Cet éclat si beau et si précieux dans ses yeux bleus-verts ne brillera jamais plus comme avant. Son sourire ne sera plus aussi authentique. Et puis, regarde la. Elle ne pourra plus jamais marcher. Tu ne peux pas savoir comment je m'en veux, Juliette. Tout est de ma faute. Si je n'avais pas accepté ce foutu défi, elle serait encore là, à bouder parce que je n'ai pas voulu me mesurer à elle. Boudeuse mais en vie.
-Ce n'est pas ta faute, Theodore. Et tu sais très bien qu'on ne peut plus rien changer. D'ailleurs, j'ai déjà lu un bouquin là dessus. À ce qu'il parait, elle t'entend ou une connerie du genre. Alors vas-y. Parle-lui.
Et elle sortit de la pièce. Teddy toussa avant de prendre la parole d'une voix hésitante.
-Bon... Si ça tombe, je fais tout ça pour rien, mais je pense que ça pourra  m'aider à relativiser la situation...
Je t'aime, Sibylle. Je n'en doute plus maintenant. Je ne vois pas pourquoi je ne m'en étais pas rendu compte avant. Je t'en prie, accroche toi à la vie. Accroche toi de toutes tes forces.

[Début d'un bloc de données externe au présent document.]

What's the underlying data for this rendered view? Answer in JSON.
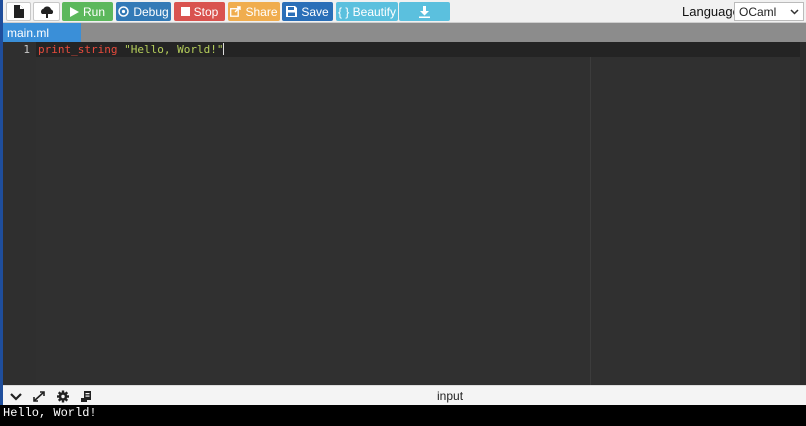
{
  "toolbar": {
    "run_label": "Run",
    "debug_label": "Debug",
    "stop_label": "Stop",
    "share_label": "Share",
    "save_label": "Save",
    "beautify_label": "{ } Beautify",
    "language_label": "Language",
    "language_value": "OCaml"
  },
  "tabs": [
    {
      "label": "main.ml"
    }
  ],
  "editor": {
    "line_number": "1",
    "code_function": "print_string",
    "code_string": "\"Hello, World!\""
  },
  "console": {
    "input_label": "input",
    "output": "Hello, World!"
  },
  "colors": {
    "run": "#5cb85c",
    "debug": "#337ab7",
    "stop": "#d9534f",
    "share": "#f0ad4e",
    "save": "#2a6fb8",
    "beautify": "#5bc0de",
    "download": "#5bc0de",
    "tab_active": "#3a8fd8",
    "editor_bg": "#303030"
  },
  "icons": {
    "new_file": "file-icon",
    "upload": "cloud-upload-icon",
    "run": "play-icon",
    "debug": "debug-icon",
    "stop": "stop-icon",
    "share": "share-icon",
    "save": "floppy-icon",
    "download": "download-icon",
    "collapse": "chevron-down-icon",
    "expand": "expand-icon",
    "settings": "gear-icon",
    "console_tool": "terminal-icon"
  }
}
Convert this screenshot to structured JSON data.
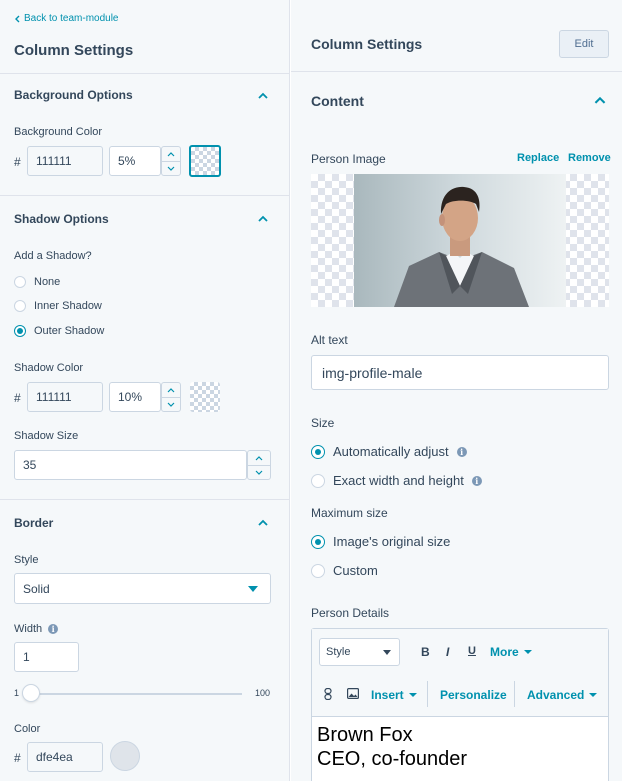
{
  "left": {
    "back_link": "Back to team-module",
    "title": "Column Settings",
    "background": {
      "section_title": "Background Options",
      "color_label": "Background Color",
      "hash": "#",
      "color_value": "111111",
      "opacity_value": "5%"
    },
    "shadow": {
      "section_title": "Shadow Options",
      "add_label": "Add a Shadow?",
      "options": [
        "None",
        "Inner Shadow",
        "Outer Shadow"
      ],
      "selected": "Outer Shadow",
      "color_label": "Shadow Color",
      "hash": "#",
      "color_value": "111111",
      "opacity_value": "10%",
      "size_label": "Shadow Size",
      "size_value": "35"
    },
    "border": {
      "section_title": "Border",
      "style_label": "Style",
      "style_value": "Solid",
      "width_label": "Width",
      "width_value": "1",
      "slider_min": "1",
      "slider_max": "100",
      "color_label": "Color",
      "hash": "#",
      "color_value": "dfe4ea"
    }
  },
  "right": {
    "title": "Column Settings",
    "edit_label": "Edit",
    "content_title": "Content",
    "person_image_label": "Person Image",
    "replace_label": "Replace",
    "remove_label": "Remove",
    "alt_label": "Alt text",
    "alt_value": "img-profile-male",
    "size_label": "Size",
    "size_options": [
      "Automatically adjust",
      "Exact width and height"
    ],
    "size_selected": "Automatically adjust",
    "max_size_label": "Maximum size",
    "max_size_options": [
      "Image's original size",
      "Custom"
    ],
    "max_size_selected": "Image's original size",
    "details_label": "Person Details",
    "toolbar": {
      "style_label": "Style",
      "bold": "B",
      "italic": "I",
      "underline": "U",
      "more": "More",
      "insert": "Insert",
      "personalize": "Personalize",
      "advanced": "Advanced"
    },
    "editor_lines": [
      "Brown Fox",
      "CEO, co-founder"
    ]
  },
  "colors": {
    "accent": "#0091ae",
    "text": "#33475b",
    "panel_bg": "#f5f8fa",
    "border": "#cbd6e2"
  }
}
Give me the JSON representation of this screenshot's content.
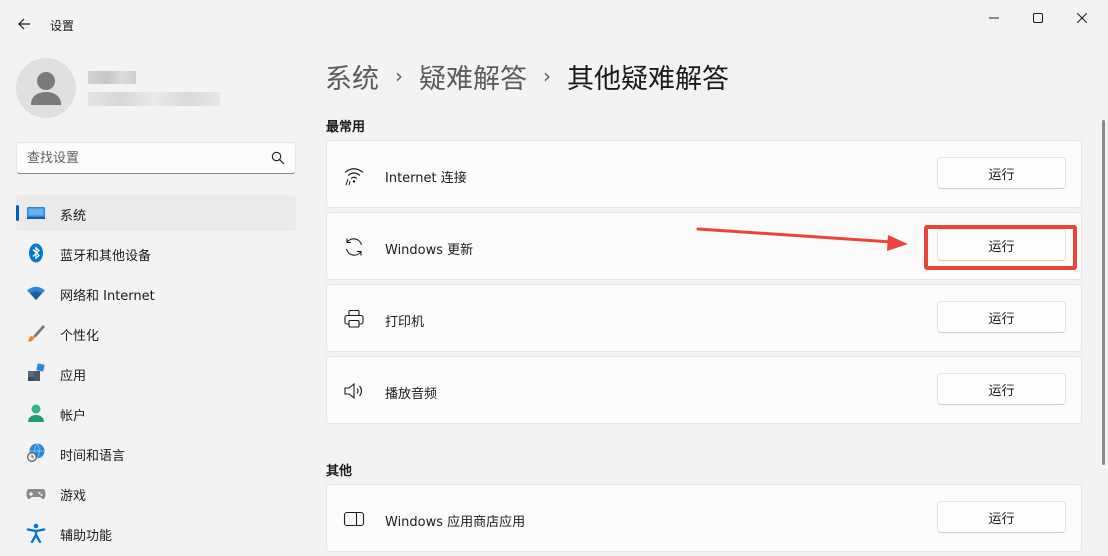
{
  "window": {
    "title": "设置",
    "controls": {
      "minimize_icon": "minimize-icon",
      "maximize_icon": "maximize-icon",
      "close_icon": "close-icon"
    },
    "back_icon": "back-arrow-icon"
  },
  "search": {
    "placeholder": "查找设置",
    "value": "",
    "icon": "search-icon"
  },
  "sidebar": {
    "items": [
      {
        "label": "系统",
        "icon": "system-display-icon",
        "active": true
      },
      {
        "label": "蓝牙和其他设备",
        "icon": "bluetooth-icon",
        "active": false
      },
      {
        "label": "网络和 Internet",
        "icon": "wifi-icon",
        "active": false
      },
      {
        "label": "个性化",
        "icon": "paintbrush-icon",
        "active": false
      },
      {
        "label": "应用",
        "icon": "apps-icon",
        "active": false
      },
      {
        "label": "帐户",
        "icon": "account-icon",
        "active": false
      },
      {
        "label": "时间和语言",
        "icon": "time-language-icon",
        "active": false
      },
      {
        "label": "游戏",
        "icon": "gamepad-icon",
        "active": false
      },
      {
        "label": "辅助功能",
        "icon": "accessibility-icon",
        "active": false
      }
    ]
  },
  "breadcrumb": {
    "items": [
      "系统",
      "疑难解答"
    ],
    "current": "其他疑难解答",
    "separator": "›"
  },
  "sections": {
    "common": {
      "title": "最常用",
      "items": [
        {
          "label": "Internet 连接",
          "icon": "internet-connection-icon",
          "button": "运行"
        },
        {
          "label": "Windows 更新",
          "icon": "windows-update-icon",
          "button": "运行"
        },
        {
          "label": "打印机",
          "icon": "printer-icon",
          "button": "运行"
        },
        {
          "label": "播放音频",
          "icon": "speaker-icon",
          "button": "运行"
        }
      ]
    },
    "other": {
      "title": "其他",
      "items": [
        {
          "label": "Windows 应用商店应用",
          "icon": "store-app-icon",
          "button": "运行"
        }
      ]
    }
  },
  "colors": {
    "accent": "#005fb8",
    "annotation": "#e8463a",
    "background": "#f3f3f3",
    "card": "#fbfbfb"
  }
}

Pour toi, pour ta famille, pour Juliette, pour Kyle, pour tes potes...
Ses sanglots l'ayant coupé, il fallut qu'un ange passe avant qu'il ne reprenne la parole.
-Pour moi..
Mais si tu ne veux pas, je comprendrai. Tu devras apprendre à vivre en chaise roulante, arrêter tout ce que tu fais en dehors de l'école... Non, je ne peux pas te demander de rester. Ce serait trop égoïste... Fait comme tu veux, Sibylle. Mais sache que quoi que tu fasses, je ne t'abandonnerai pas. Je serai toujours là pour toi...
Je ne sais même pas si tu me diras ces paroles un jour, mais moi je t'aime Sibylle. Et quoi que tu choisisses de faire, je respecterai ce choix.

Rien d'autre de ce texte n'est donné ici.